Experimenting with Score Weighting
Now that we have a basic hybrid search implemented, let's experiment with different weightings for the vector and text scores.
- Try adjusting the weights in the
combined_score
calculation. For example:
combined_score: {
$add: [
{ $multiply: ["$vector_score", 0.7] },
{ $multiply: ["$text_score", 0.3] }
]
}
This gives more weight to the vector search results.
- Test the search with different queries and observe how the results change with different weightings.
- Experiment with the
boost
values in the text search stage. Try increasing the boost for the title or author name and see how it affects the results.
Adding Pre-filtering
To further refine our hybrid search, let's add pre-filtering capabilities.
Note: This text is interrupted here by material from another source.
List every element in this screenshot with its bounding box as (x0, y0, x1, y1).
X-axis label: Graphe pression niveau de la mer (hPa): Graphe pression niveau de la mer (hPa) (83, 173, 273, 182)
We'll filter books by their publication year before performing the vector search.
Modify your vector search stage to include a filter:
{
$vectorSearch: {
queryVector: vector,
path: "embeddings",
numCandidates: 100,
index: "books_synopsis_vector",
limit: 20,
filter: { year: { $gte: 2000 } } // Only books published from 2000 onwards
}
}
Remember to update your vector index to support filtering on the year
field, similar to what you did in the pre-filtering exercise:
{
"fields": [
{
"type": "vector",
"path": "embeddings",
"numDimensions": 1536,
"similarity": "cosine"
},
{
"type": "filter",
"path": "year"
}
]
}
Exercise Tasks
- Implement the basic hybrid search pipeline in your application.
- Experiment with at least three different weight combinations for vector and text scores. Document how the results change.
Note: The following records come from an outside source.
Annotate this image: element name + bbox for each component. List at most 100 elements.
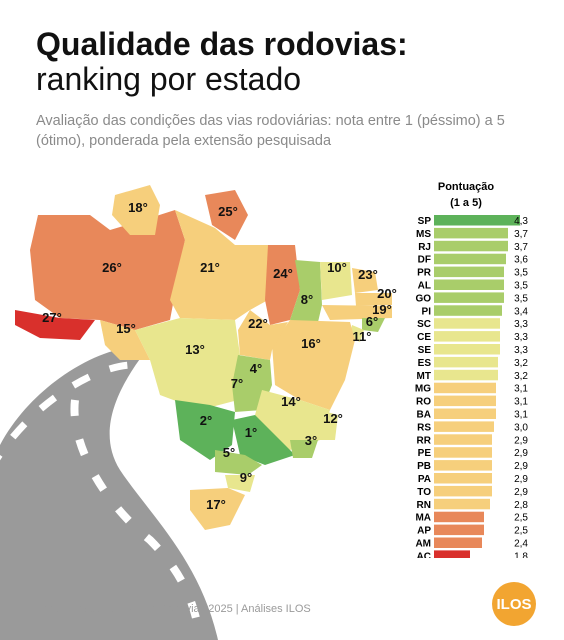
map-labels: 27° 26° 18° 25° 21° 24° 15° 13° 22° 8° 10° 23° 20°19… [42, 200, 397, 512]
bar-category-label: ES [418, 358, 432, 369]
bar-value-label: 3,3 [514, 345, 528, 356]
bar [434, 215, 520, 226]
bar-category-label: RJ [418, 242, 431, 253]
bar [434, 318, 500, 329]
map-rank-label-pe: 19° [372, 302, 392, 317]
bars-layer: SP 4,3 MS 3,7 RJ 3,7 DF 3,6 PR 3,5 AL 3,5 GO 3,5 PI 3,4… [415, 215, 528, 558]
bar-value-label: 3,5 [514, 281, 528, 292]
bar [434, 524, 484, 536]
bar-value-label: 3,1 [514, 397, 528, 408]
map-rank-label-pa: 21° [200, 260, 220, 275]
bar [434, 266, 504, 278]
state-pb [355, 293, 392, 306]
chart-title: Qualidade das rodovias: [36, 26, 408, 62]
state-pr [215, 450, 262, 475]
state-rj [290, 440, 318, 458]
bar-category-label: MS [416, 229, 431, 240]
map-rank-label-am: 26° [102, 260, 122, 275]
map-rank-label-rn: 23° [358, 267, 378, 282]
state-ms [175, 400, 235, 460]
bar-category-label: PB [417, 461, 431, 472]
bar [434, 382, 496, 394]
state-ma [265, 245, 300, 325]
ranking-bar-chart: Pontuação (1 a 5) SP 4,3 MS 3,7 RJ 3,7 DF 3,6 PR… [415, 181, 528, 558]
map-rank-label-go: 7° [231, 376, 243, 391]
map-rank-label-se: 11° [353, 329, 372, 344]
map-rank-label-df: 4° [250, 361, 262, 376]
map-rank-label-mg: 14° [281, 394, 301, 409]
bar-category-label: RO [416, 397, 431, 408]
bar-category-label: AL [418, 281, 431, 292]
bar-value-label: 3,6 [514, 255, 528, 266]
bar-category-label: GO [415, 293, 431, 304]
bar [434, 485, 492, 497]
map-rank-label-pi: 8° [301, 292, 313, 307]
bar-value-label: 1,8 [514, 551, 528, 558]
bar-category-label: RS [417, 422, 431, 433]
map-rank-label-ma: 24° [273, 266, 293, 281]
bar-value-label: 2,5 [514, 513, 528, 524]
bar [434, 305, 502, 316]
bar-category-label: TO [417, 487, 431, 498]
chart-subtitle: ranking por estado [36, 61, 302, 97]
state-ro [100, 320, 150, 360]
state-ce [320, 262, 352, 300]
bar-value-label: 3,7 [514, 242, 528, 253]
state-sp [232, 415, 295, 465]
ilos-logo: ILOS [492, 582, 536, 626]
bar-value-label: 4,3 [514, 216, 528, 227]
bar-category-label: MT [417, 371, 431, 382]
map-rank-label-rr: 18° [128, 200, 148, 215]
bar-value-label: 2,9 [514, 461, 528, 472]
map-rank-label-pr: 5° [223, 445, 235, 460]
bar-category-label: AP [417, 526, 431, 537]
brazil-map: 27° 26° 18° 25° 21° 24° 15° 13° 22° 8° 10° 23° 20°19… [0, 185, 397, 640]
bar-category-label: PE [418, 448, 432, 459]
state-sc [225, 475, 255, 492]
bar [434, 292, 504, 303]
bar-category-label: MG [415, 384, 431, 395]
map-rank-label-al: 6° [366, 314, 378, 329]
bar-value-label: 2,9 [514, 435, 528, 446]
bar-category-label: SE [418, 345, 432, 356]
chart-description: Avaliação das condições das vias rodoviá… [36, 113, 505, 149]
bar-value-label: 2,9 [514, 448, 528, 459]
map-rank-label-ap: 25° [218, 204, 238, 219]
bar-value-label: 3,5 [514, 293, 528, 304]
bar-value-label: 3,7 [514, 229, 528, 240]
map-rank-label-sc: 9° [240, 470, 252, 485]
bar [434, 460, 492, 471]
bar-category-label: PI [422, 306, 432, 317]
bar [434, 227, 508, 239]
map-rank-label-ac: 27° [42, 310, 62, 325]
state-ba [272, 320, 355, 410]
bar-category-label: AM [415, 539, 431, 550]
bar [434, 253, 506, 265]
bar-value-label: 2,9 [514, 487, 528, 498]
bar-category-label: SP [418, 216, 432, 227]
chart-axis-title-line2: (1 a 5) [450, 197, 482, 209]
bar-category-label: DF [418, 255, 431, 266]
bar-value-label: 3,3 [514, 332, 528, 343]
bar [434, 331, 500, 342]
bar [434, 240, 508, 252]
map-rank-label-mt: 13° [185, 342, 205, 357]
map-rank-label-pb: 20° [377, 286, 397, 301]
bar [434, 356, 498, 368]
bar-value-label: 3,1 [514, 410, 528, 421]
state-rr [112, 185, 160, 235]
state-pa [170, 210, 270, 320]
state-rs [190, 488, 245, 530]
bar-value-label: 3,3 [514, 319, 528, 330]
map-rank-label-es: 12° [323, 411, 343, 426]
bar [434, 550, 470, 558]
state-ap [205, 190, 248, 240]
state-to [238, 310, 288, 360]
map-rank-label-ro: 15° [116, 321, 136, 336]
bar [434, 537, 482, 548]
bar [434, 408, 496, 419]
bar-category-label: MA [415, 513, 431, 524]
bar-category-label: AC [417, 551, 431, 558]
bar-value-label: 3,5 [514, 268, 528, 279]
map-rank-label-to: 22° [248, 316, 268, 331]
- Add pre-filtering to your hybrid search to only include books published in the last 20 years.
- Create a function that allows users to specify the importance of title matches vs. content similarity, and adjust the weights accordingly.
- Test your hybrid search with various queries and compare the results to those from pure vector search and pure text search.
Completing this exercise, you'll gain hands-on experience in implementing and fine-tuning a hybrid search solution, combining the strengths of both vector and text search capabilities in MongoDB Atlas.